Alterations of Polymorphonuclear Leukocyte Glycogen Metabolism and Glucose Uptake in Dialysis Patients

Abstract

Human polymorphonuclear leukocytes (PMNs) are activated during extracorporeal circulation. An indicator of PMN activation may be the glycogen-degrading enzyme phosphorylase. It is unknown whether dialysis therapy may influence PMN carbohydrate metabolism. Therefore, PMNs were isolated from healthy control subjects, patients undergoing continuous ambulatory peritoneal dialysis (CAPD), and patients undergoing regular hemodialysis therapy (RDT) before, during, and at the end of hemodialysis (HD) treatment using dialyzers made of polysulfone or polymethylmethacrylate (PMMA). Nifedipine (NIF) was continuously infused during HD with PMMA in 5 patients at a dose of 18 micrograms/kg body weight per hour. Glycogen, activity of glycogen synthetase and phosphorylase (active and inactive forms of both enzymes), and glucose uptake with and without stimulation with the chemotactic peptide FMLP were determined in these PMNs. During HD with PMMA, there was a significant increase of PMN phosphorylase "a" activity 15 and 30 minutes after the start of HD. HD with polysulfone did not stimulate the active "a" form of the glycogen-degrading enzyme in PMNs.
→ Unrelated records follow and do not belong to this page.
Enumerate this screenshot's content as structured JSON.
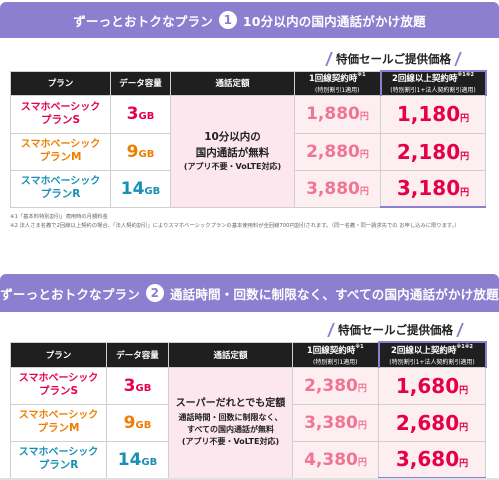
{
  "block1": {
    "title_pre": "ずーっとおトクなプラン",
    "number": "1",
    "title_post": "10分以内の国内通話がかけ放題",
    "sale": "特価セールご提供価格",
    "headers": {
      "plan": "プラン",
      "data": "データ容量",
      "call": "通話定額",
      "p1_main": "1回線契約時",
      "p1_sup": "※1",
      "p1_sub": "(特別割引1適用)",
      "p2_main": "2回線以上契約時",
      "p2_sup": "※1※2",
      "p2_sub": "(特別割引1+法人契約割引適用)"
    },
    "call_lines": [
      "10分以内の",
      "国内通話が無料",
      "(アプリ不要・VoLTE対応)"
    ],
    "rows": [
      {
        "name1": "スマホベーシック",
        "name2": "プランS",
        "cap": "3",
        "unit": "GB",
        "p1": "1,880",
        "p2": "1,180",
        "yen": "円"
      },
      {
        "name1": "スマホベーシック",
        "name2": "プランM",
        "cap": "9",
        "unit": "GB",
        "p1": "2,880",
        "p2": "2,180",
        "yen": "円"
      },
      {
        "name1": "スマホベーシック",
        "name2": "プランR",
        "cap": "14",
        "unit": "GB",
        "p1": "3,880",
        "p2": "3,180",
        "yen": "円"
      }
    ],
    "notes": [
      "※1「基本料特別割引」適用時の月額料金",
      "※2 法人さま名義で2回線以上契約の場合、「法人契約割引」によりスマホベーシックプランの基本使用料が全回線700円割引されます。（同一名義・同一請求先での お申し込みに限ります。）"
    ]
  },
  "block2": {
    "title_pre": "ずーっとおトクなプラン",
    "number": "2",
    "title_post": "通話時間・回数に制限なく、すべての国内通話がかけ放題",
    "sale": "特価セールご提供価格",
    "headers": {
      "plan": "プラン",
      "data": "データ容量",
      "call": "通話定額",
      "p1_main": "1回線契約時",
      "p1_sup": "※1",
      "p1_sub": "(特別割引1適用)",
      "p2_main": "2回線以上契約時",
      "p2_sup": "※1※2",
      "p2_sub": "(特別割引1+法人契約割引適用)"
    },
    "call_lines": [
      "スーパーだれとでも定額",
      "通話時間・回数に制限なく、",
      "すべての国内通話が無料",
      "(アプリ不要・VoLTE対応)"
    ],
    "rows": [
      {
        "name1": "スマホベーシック",
        "name2": "プランS",
        "cap": "3",
        "unit": "GB",
        "p1": "2,380",
        "p2": "1,680",
        "yen": "円"
      },
      {
        "name1": "スマホベーシック",
        "name2": "プランM",
        "cap": "9",
        "unit": "GB",
        "p1": "3,380",
        "p2": "2,680",
        "yen": "円"
      },
      {
        "name1": "スマホベーシック",
        "name2": "プランR",
        "cap": "14",
        "unit": "GB",
        "p1": "4,380",
        "p2": "3,680",
        "yen": "円"
      }
    ]
  },
  "colors": {
    "header_purple": "#8d7fd0",
    "plan_s": "#e6004c",
    "plan_m": "#ef7d00",
    "plan_r": "#1a8fb4",
    "pink_bg": "#fde7ee"
  }
}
HD with PMMA significantly inhibited the active I-form of glycogen synthetase, whereas polysulfone activated glycogen synthetase I. NIF inhibited phosphorylase "a" activation during HD with PMMA. PMN glycogen content and glucose uptake were improved during HD with polysulfone, but not with PMMA. PMN glycogen content, activity of glycogen synthetase, and glucose uptake were significantly lower also in CAPD patients compared with healthy controls. These data show that HD with PMMA activates PMN glycogenolysis. This effect can be inhibited by calcium channel blockers. PMN glycogen content of RDT and CAPD patients is significantly lower compared with healthy controls due to inhibition of glycogen synthesis. Elimination of dialyzable factor(s) improves, but does not restore, PMN glycogen synthesis and glucose uptake.